"Allez, encore trois tours, faut pas lâcher" : sous les cris d'encouragement des personnels de l'administration pénitentiaire et de ses co-détenus, l'un d'eux courant à son côté, Robert franchit pour la 63e fois la grille séparant le terrain de football de la cour de promenade, malgré un début de crampes et la pluie qui s'invite.
Un détenu de la prison de Nantes participe au marathon dans l'enceinte de la prison, le 7 novembre 2014 |
Trois tours de 638 mètres plus tard, tracés au sol à la peinture rouge le long des murs et des miradors, Robert, le visage creusé par l'effort, peut tomber dans les bras de ses compagnons de course, "fatigué, mais très content d'avoir fini".
Pour bien gérer ses 42,195 km, une première pour lui, ce détenu de 48 ans depuis "longtemps au placard" est "parti dans (son) petit monde". "En prison, on a besoin de quelque chose pour avancer. Ce marathon, c'est une source de motivation depuis dix semaines. On nous a sorti un planning d'entraînement disponible sur Internet, qu'on a respecté à la lettre (...) même si, ici il n'y a pas de côte", poursuit-il.
Un marathon en prison? L'idée est venue "de deux détenus, qui couraient déjà d'eux-mêmes dans la cour de promenade mais qui voulaient plus de temps (...). Il y a eu une espèce d'euphorie contagieuse autour de l'événement", retrace Arnaud, l'un des quatre moniteurs de sport encadrant le circuit, tableau de course et chronomètres à la main. "On a des grands sportifs ici et d'autres qui ne s'étaient jamais préparés. (...) L'objectif de quatre heures apparaissait presque irréalisable pour certains et finalement tous l'ont fait", dit-il, satisfait.
"L'esprit ailleurs"
Des détenus prennent part à un marathon dans l'enceinte de la prison de Nantes, le 7 novembre 2014 |
Premier détenu à avoir franchi la ligne d'arrivée, Stéphane, habitué des courses "à l'extérieur", avait revêtu sa tenue d'athlète et suivi le même entraînement, mêlant "vitesse et endurance". "Le seul problème qui se pose, c'est le fait de tourner en rond. On ne peut pas avoir le même niveau de performance, sinon on se blesse", explique-t-il. Pour rendre d'ailleurs la course "plus supportable pour les articulations", le personnel pénitentiaire avait décidé de tracer un parcours en forme de huit, avec plusieurs points de ravitaillement, et fermé la cour de promenade aux quelque 400 autres condamnés à des moyennes et longues peines du centre de détention.

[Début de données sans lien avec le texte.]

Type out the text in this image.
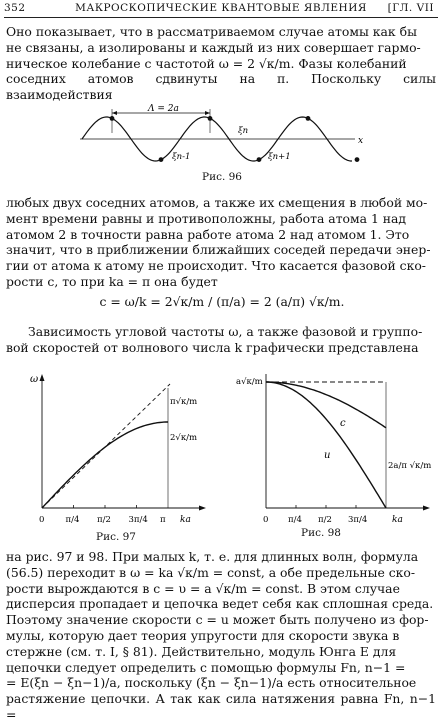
352	МАКРОСКОПИЧЕСКИЕ КВАНТОВЫЕ ЯВЛЕНИЯ	[ГЛ. VII

Оно показывает, что в рассматриваемом случае атомы как бы

не связаны, а изолированы и каждый из них совершает гармо-

ническое колебание с частотой ω = 2 √κ/m. Фазы колебаний

соседних атомов сдвинуты на π. Поскольку силы взаимодействия

Λ = 2a
x
ξn
ξn-1	ξn+1
Рис. 96

любых двух соседних атомов, а также их смещения в любой мо-

мент времени равны и противоположны, работа атома 1 над

атомом 2 в точности равна работе атома 2 над атомом 1. Это

значит, что в приближении ближайших соседей передачи энер-

гии от атома к атому не происходит. Что касается фазовой ско-

рости c, то при ka = π она будет

c = ω/k = 2√κ/m / (π/a) = 2 (a/π) √κ/m.

Зависимость угловой частоты ω, а также фазовой и группо-

вой скоростей от волнового числа k графически представлена

ω
π√κ/m
2√κ/m
0 π/4 π/2 3π/4 π ka
Рис. 97
a√κ/m
c
u
2a/π √κ/m
0 π/4 π/2 3π/4	ka
Рис. 98

на рис. 97 и 98. При малых k, т. е. для длинных волн, формула

(56.5) переходит в ω = ka √κ/m = const, а обе предельные ско-

рости вырождаются в c = υ = a √κ/m = const. В этом случае

дисперсия пропадает и цепочка ведет себя как сплошная среда.

Поэтому значение скорости c = u может быть получено из фор-

мулы, которую дает теория упругости для скорости звука в

стержне (см. т. I, § 81). Действительно, модуль Юнга E для

цепочки следует определить с помощью формулы Fn, n−1 =

= E(ξn − ξn−1)/a, поскольку (ξn − ξn−1)/a есть относительное

растяжение цепочки. А так как сила натяжения равна Fn, n−1 =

"En prison, courir c'est très important. Cela permet d'avoir des moments qui vous appartiennent vraiment, des moments qui nous donnent une certaine liberté entre les murs. L'esprit est ailleurs pendant quelques instants", déclare Stéphane, pour qui "le sport est générateur de valeurs et d'une certaine discipline".
Un moyen de lutte contre la récidive
"Ça permet de sortir dans de bonnes conditions et c'est un moyen de lutte contre la récidive. Plus la personne va sortir avec une discipline, plus elle va pouvoir l'appliquer dans sa vie de tous les jours", assure-t-il.
"C'est une façon de mettre en jambes les personnes détenues et de donner un sens à la réinsertion", abonde la directrice du centre de détention, Véronique Sousset, ravie de "la belle solidarité" des coureurs, jamais "dans la compétition".
"Lorsqu'ils évoquent cette performance, on retrouve les mêmes termes que pour l'exécution d'une peine : ils parlent de long cours, d'endurance, de gestion du temps, d'avoir un objectif", souligne Mme Sousset.
"On peut arriver à faire de belles choses, même dans l'enfermement (...). C'est une réussite, il n'y a pas eu un abandon. Tout le monde a fini, c'était l'objectif, c'est merveilleux", se réjouit Robert, avant de regagner sa cellule.